To be sure, technology is a vital component of S&OP. Indeed, given the global nature of today’s supply chains, the ability to overcome both time and geographic barriers necessitates the use of IT. Furthermore, the level of cross-functional and cross-organizational process synchronization, collaboration and frequency that is required to achieve S&OP maturity simply cannot be achieved by simply using Excel spreadsheets.
Technology, however, is really more of an enabler. The real challenge--whether your company is trying to improve procurement capabilities to reduce margin volatility or improve S&OP processes to boost top line revenue--is change management. Lora Cecere, of Altimeter Group wrote a post the other month, where she stated that “The largest problem with S&OP is change management. Companies that tackle change management FIRST accelerate results. Their S&OP processes mature 3X faster.”
There is, after all, considerable difference between S&OP and mature S&OP, and advancing toward mature S&OP clearly requires changing mindsets and aligning goals. The reality is that at many companies, there simply isn’t much collaboration occurring in S&OP meetings. That’s because everyone’s objectives are different.
Consider, for instance, that remembering their commissions are built on revenue, sales and marketing want all orders to ship immediately. And manufacturing people, who concentrate on production output, want high inventory levels. At the same time, the finance team, which is interested in maintaining low levels of working capital, is driven to keep inventory levels down.
Consequently, collaboration is difficult, at best, because there is no way to reach consensus. It simply isn’t possible when all the players have different personal and departmental goals. Again I turn to a post Lora Cecere wrote, she made the analogy of someone training for a decathlon…
“In a Decathlon, there are ten events. The winner is judged by total performance, not by a single score in a single event. Because the athlete must do well in the four runs and six field events, he has little opportunity to perfect any one event. A decathlete trying to improve performance in one specific event is likely to deteriorate in another, because the physical demands of the various events are conflicting. His training is necessarily different as he strives to improve all techniques, gain strength without losing speed, and acquire the stamina to perform through a competition that lasts anywhere from 4 to 12 hours per day. In short, he trains to raise performance making trade-offs with the end in mind."
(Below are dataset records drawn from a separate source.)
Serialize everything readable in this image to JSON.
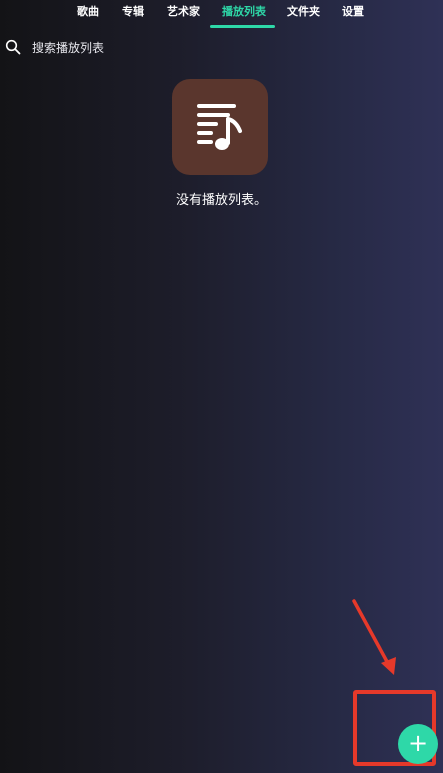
{
  "tabs": [
    {
      "label": "歌曲",
      "active": false
    },
    {
      "label": "专辑",
      "active": false
    },
    {
      "label": "艺术家",
      "active": false
    },
    {
      "label": "播放列表",
      "active": true
    },
    {
      "label": "文件夹",
      "active": false
    },
    {
      "label": "设置",
      "active": false
    }
  ],
  "search": {
    "placeholder": "搜索播放列表",
    "value": "",
    "icon": "search-icon"
  },
  "empty_state": {
    "icon": "playlist-music-icon",
    "message": "没有播放列表。"
  },
  "fab": {
    "label": "+",
    "icon": "plus-icon"
  },
  "colors": {
    "accent": "#2ed8a8",
    "tile": "#5a362d",
    "annotation": "#e6392a",
    "background_left": "#131316",
    "background_right": "#2f3156"
  }
}
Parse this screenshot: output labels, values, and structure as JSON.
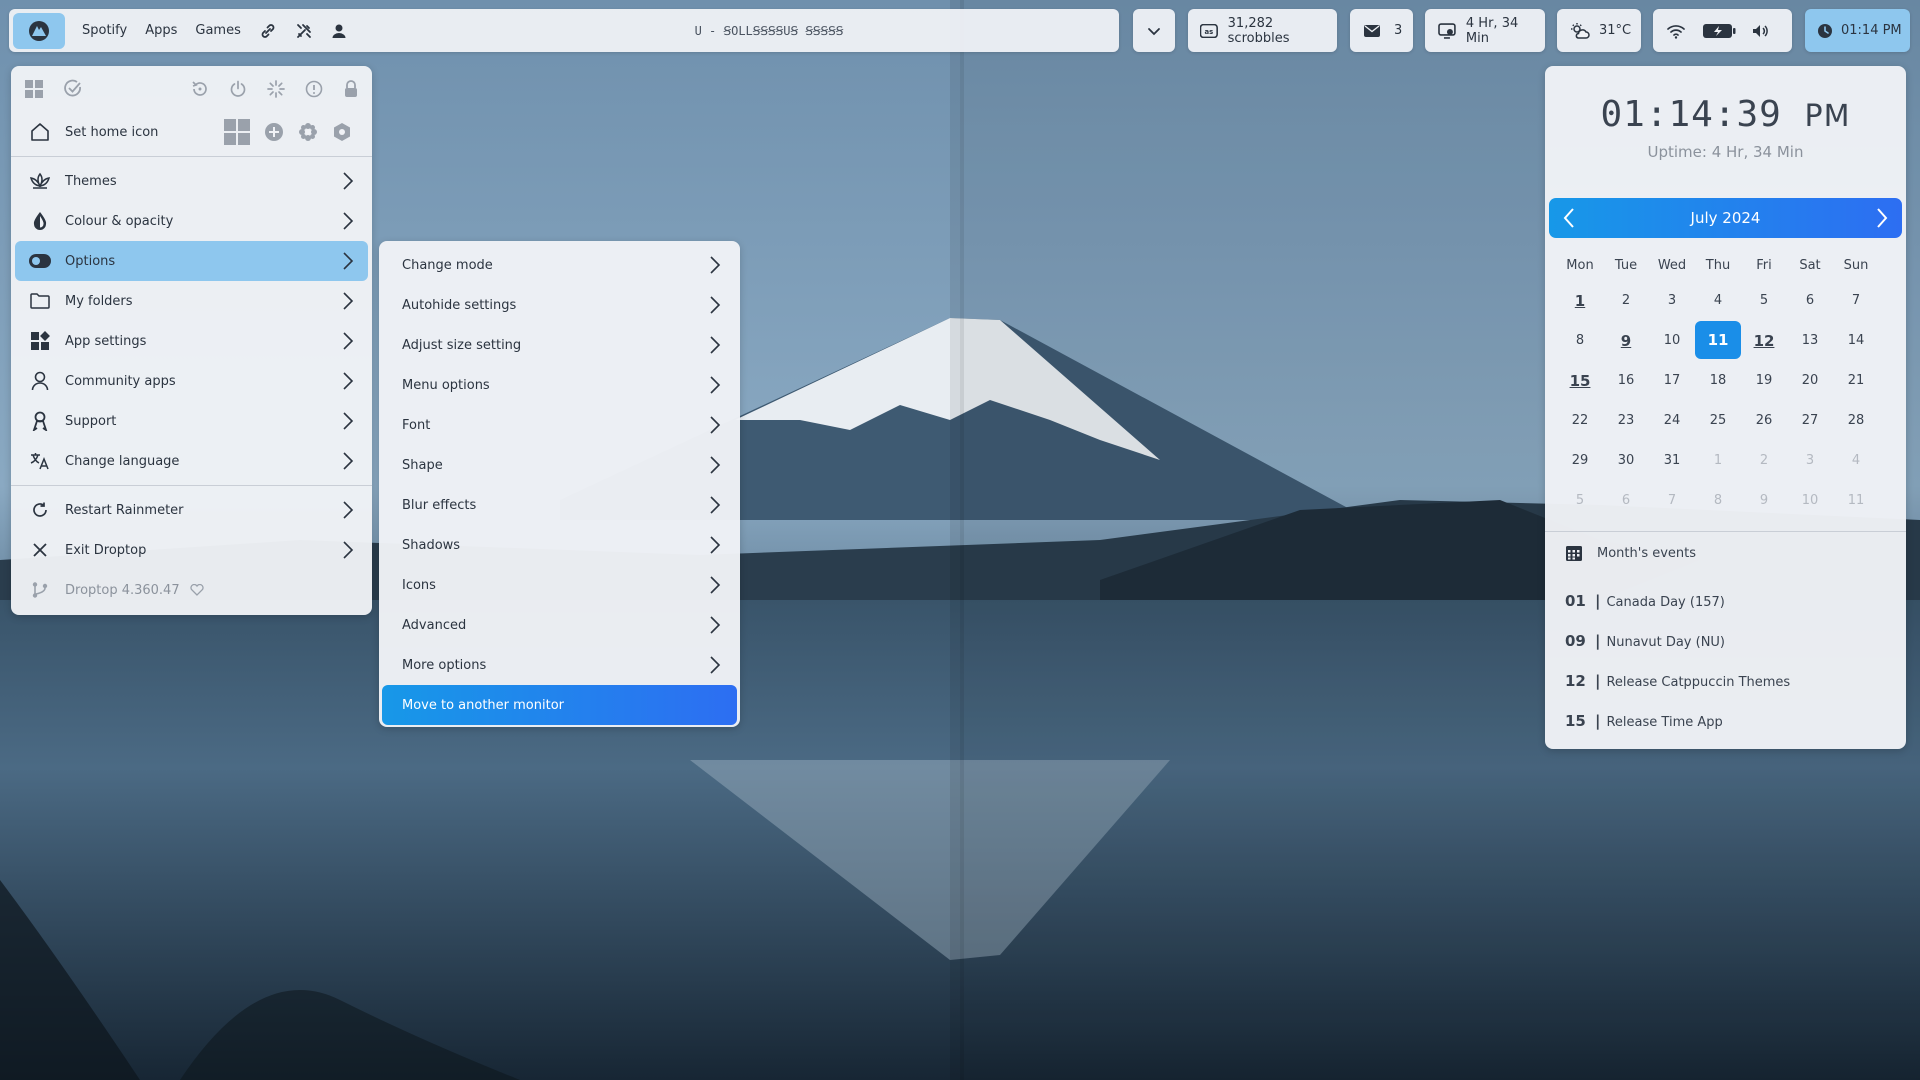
{
  "topbar": {
    "links": [
      "Spotify",
      "Apps",
      "Games"
    ],
    "now_playing": "U - ꞨOLLꞨꞨꞨꞨUꞨ ꞨꞨꞨꞨꞨ",
    "scrobbles": "31,282 scrobbles",
    "mail_count": "3",
    "uptime": "4 Hr, 34 Min",
    "weather": "31°C",
    "clock": "01:14 PM"
  },
  "main_menu": {
    "home_label": "Set home icon",
    "items": [
      "Themes",
      "Colour & opacity",
      "Options",
      "My folders",
      "App settings",
      "Community apps",
      "Support",
      "Change language"
    ],
    "restart": "Restart Rainmeter",
    "exit": "Exit Droptop",
    "version": "Droptop 4.360.47"
  },
  "sub_menu": {
    "items": [
      "Change mode",
      "Autohide settings",
      "Adjust size setting",
      "Menu options",
      "Font",
      "Shape",
      "Blur effects",
      "Shadows",
      "Icons",
      "Advanced",
      "More options"
    ],
    "highlight": "Move to another monitor"
  },
  "calendar": {
    "time": "01:14:39",
    "ampm": "PM",
    "uptime": "Uptime: 4 Hr, 34 Min",
    "month": "July 2024",
    "weekdays": [
      "Mon",
      "Tue",
      "Wed",
      "Thu",
      "Fri",
      "Sat",
      "Sun"
    ],
    "weeks": [
      [
        "1",
        "2",
        "3",
        "4",
        "5",
        "6",
        "7"
      ],
      [
        "8",
        "9",
        "10",
        "11",
        "12",
        "13",
        "14"
      ],
      [
        "15",
        "16",
        "17",
        "18",
        "19",
        "20",
        "21"
      ],
      [
        "22",
        "23",
        "24",
        "25",
        "26",
        "27",
        "28"
      ],
      [
        "29",
        "30",
        "31",
        "1",
        "2",
        "3",
        "4"
      ],
      [
        "5",
        "6",
        "7",
        "8",
        "9",
        "10",
        "11"
      ]
    ],
    "today": "11",
    "event_days": [
      "1",
      "9",
      "12",
      "15"
    ],
    "events_title": "Month's events",
    "events": [
      {
        "day": "01",
        "text": "Canada Day (157)"
      },
      {
        "day": "09",
        "text": "Nunavut Day (NU)"
      },
      {
        "day": "12",
        "text": "Release Catppuccin Themes"
      },
      {
        "day": "15",
        "text": "Release Time App"
      }
    ]
  },
  "colors": {
    "accent": "#1a8ee8",
    "accent_light": "#8ec7ee",
    "panel": "#f0f2f6"
  }
}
The goal, which, admittedly, is easier said than done, is to create an overarching set of end-to-end supply chain metrics that align with operating strategy. When there is executive sponsorship, organizational goals are properly aligned and players clearly understand the interdependencies of functions, they can collaboratively work to make the right tradeoffs (such as balancing cost and inventory against service levels) to win the race.